The Arizona Roof Cleaning Timing Problem
Roof cleaning timing in Arizona is different from the rest of the country. Most national cleaning guides recommend fall cleaning to remove summer growth. In the Phoenix metro, that logic gets reversed: the monsoon season (July–September) is the primary biological growth accelerator, and the pre-monsoon window (May–June) is the optimal time to clean.
Here's why: algae, lichen, and other biological growth on Arizona tile roofs require moisture to spread. During the dry winter and spring months, existing colonies go dormant but don't die. When monsoon rains arrive — sometimes delivering 2+ inches in a single afternoon — the moisture triggers rapid biological expansion. Any growth present before monsoon will spread aggressively during the season.
Why Clean Before Monsoon, Not After
Cleaning in May or June removes all existing biological growth before monsoon moisture can trigger its expansion. The algaecide treatment applied during a pre-monsoon soft wash also provides residual protection — most professional-grade algaecides remain active for 12–18 months after application, providing a protective barrier through the monsoon season.
Cleaning after monsoon (October–November) is the second-best option — it removes growth that expanded during the rainy season before the dry winter months set in. However, post-monsoon cleaning misses the expansion event itself; any growth that spread during July–September has already done its damage to roof surfaces.
The worst approach: skipping cleaning for multiple years and allowing lichen to establish. Unlike algae, lichen develops root-like structures (rhizines) that penetrate into tile and mortar. Lichen removal requires aggressive treatment and can reveal structural damage to mortar joints that required years of biological pressure to develop.

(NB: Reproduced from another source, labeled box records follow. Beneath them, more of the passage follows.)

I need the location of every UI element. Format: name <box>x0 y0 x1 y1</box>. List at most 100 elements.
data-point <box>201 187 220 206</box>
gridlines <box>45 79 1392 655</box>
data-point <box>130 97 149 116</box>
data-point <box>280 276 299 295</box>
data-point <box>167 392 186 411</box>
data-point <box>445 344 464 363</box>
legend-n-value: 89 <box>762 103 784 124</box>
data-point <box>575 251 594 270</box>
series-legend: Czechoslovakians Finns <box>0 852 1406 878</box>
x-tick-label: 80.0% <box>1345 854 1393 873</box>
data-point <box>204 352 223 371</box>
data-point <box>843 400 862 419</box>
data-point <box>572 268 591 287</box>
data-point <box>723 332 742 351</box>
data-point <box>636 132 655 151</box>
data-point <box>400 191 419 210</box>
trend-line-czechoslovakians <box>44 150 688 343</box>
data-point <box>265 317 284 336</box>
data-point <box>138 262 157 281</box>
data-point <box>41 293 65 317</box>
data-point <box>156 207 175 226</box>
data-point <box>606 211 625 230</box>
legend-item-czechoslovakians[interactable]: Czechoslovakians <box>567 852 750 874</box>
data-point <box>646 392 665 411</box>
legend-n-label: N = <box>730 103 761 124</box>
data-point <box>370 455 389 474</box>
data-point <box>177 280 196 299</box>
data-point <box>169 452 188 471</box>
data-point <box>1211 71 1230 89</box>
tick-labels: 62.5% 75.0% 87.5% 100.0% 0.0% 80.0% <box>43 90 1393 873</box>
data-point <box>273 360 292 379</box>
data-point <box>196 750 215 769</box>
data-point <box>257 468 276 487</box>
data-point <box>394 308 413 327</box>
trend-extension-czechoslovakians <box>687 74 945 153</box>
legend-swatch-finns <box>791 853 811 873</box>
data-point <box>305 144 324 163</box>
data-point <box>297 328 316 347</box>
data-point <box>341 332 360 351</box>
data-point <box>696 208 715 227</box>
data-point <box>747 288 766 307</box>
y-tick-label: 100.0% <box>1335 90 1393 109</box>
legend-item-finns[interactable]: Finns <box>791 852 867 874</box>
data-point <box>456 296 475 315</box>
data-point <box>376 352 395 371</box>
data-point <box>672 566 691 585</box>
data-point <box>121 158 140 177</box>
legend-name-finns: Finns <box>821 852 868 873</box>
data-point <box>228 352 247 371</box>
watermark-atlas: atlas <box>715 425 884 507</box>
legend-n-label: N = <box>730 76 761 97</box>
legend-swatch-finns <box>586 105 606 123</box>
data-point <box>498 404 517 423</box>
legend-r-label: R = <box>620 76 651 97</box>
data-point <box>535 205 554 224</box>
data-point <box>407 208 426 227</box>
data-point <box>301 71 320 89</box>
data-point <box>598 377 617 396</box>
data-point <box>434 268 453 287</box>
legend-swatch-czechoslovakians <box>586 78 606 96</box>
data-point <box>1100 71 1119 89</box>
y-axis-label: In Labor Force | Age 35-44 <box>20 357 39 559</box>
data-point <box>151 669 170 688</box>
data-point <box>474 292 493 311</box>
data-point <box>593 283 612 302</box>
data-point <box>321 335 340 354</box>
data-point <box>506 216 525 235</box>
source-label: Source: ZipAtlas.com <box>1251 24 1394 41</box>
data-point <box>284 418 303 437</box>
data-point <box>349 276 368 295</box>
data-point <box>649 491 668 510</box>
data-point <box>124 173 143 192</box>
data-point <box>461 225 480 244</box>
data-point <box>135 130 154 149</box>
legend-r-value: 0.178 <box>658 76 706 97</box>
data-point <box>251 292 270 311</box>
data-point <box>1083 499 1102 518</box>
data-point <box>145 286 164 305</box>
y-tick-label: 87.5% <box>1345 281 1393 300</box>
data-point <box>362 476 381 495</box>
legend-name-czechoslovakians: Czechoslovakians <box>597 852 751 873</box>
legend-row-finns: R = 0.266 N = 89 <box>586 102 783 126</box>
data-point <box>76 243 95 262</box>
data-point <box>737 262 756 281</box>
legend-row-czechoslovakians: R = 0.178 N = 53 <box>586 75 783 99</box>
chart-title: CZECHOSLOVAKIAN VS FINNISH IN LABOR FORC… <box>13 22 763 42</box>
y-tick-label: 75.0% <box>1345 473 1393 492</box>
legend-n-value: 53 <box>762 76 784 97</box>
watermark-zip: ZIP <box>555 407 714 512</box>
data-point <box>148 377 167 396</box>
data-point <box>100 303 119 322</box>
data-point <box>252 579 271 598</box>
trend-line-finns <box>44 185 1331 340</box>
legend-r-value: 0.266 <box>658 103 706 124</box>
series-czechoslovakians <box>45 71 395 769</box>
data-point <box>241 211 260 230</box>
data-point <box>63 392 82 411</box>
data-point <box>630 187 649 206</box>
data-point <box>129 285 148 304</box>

How Often Should Arizona Tile Roofs Be Cleaned?
Most Scottsdale and Paradise Valley tile roofs benefit from professional soft wash cleaning every 2–3 years. Homes under significant tree coverage, near golf courses with overhead irrigation systems, or in areas with higher humidity (like near the Verde River) may need annual cleaning.
A visual inspection from the ground is not sufficient to assess a tile roof's condition accurately. We recommend a professional inspection every year, even if a full cleaning isn't needed — it catches damaged tiles, cracked mortar, and biological growth before these issues become expensive.
What Soft Washing Does (and Why It's the Only Safe Method for Tile)
Every major roofing manufacturer — including Boral, Eagle Roofing, and others prominent in Arizona — explicitly prohibits high-pressure washing of tile roofs in their warranty documentation. High-pressure washing cracks tiles, breaks mortar joints, strips surface treatments, and forces water beneath the roofing system.
Soft washing combines low-pressure water application (typically under 100 PSI at the surface) with professional-grade biodegradable algaecides. The chemistry kills and removes biological growth completely; the low-pressure water rinses without any mechanical risk to tiles or mortar. This is the method Blues Home Services uses exclusively on all tile and shingle roofs.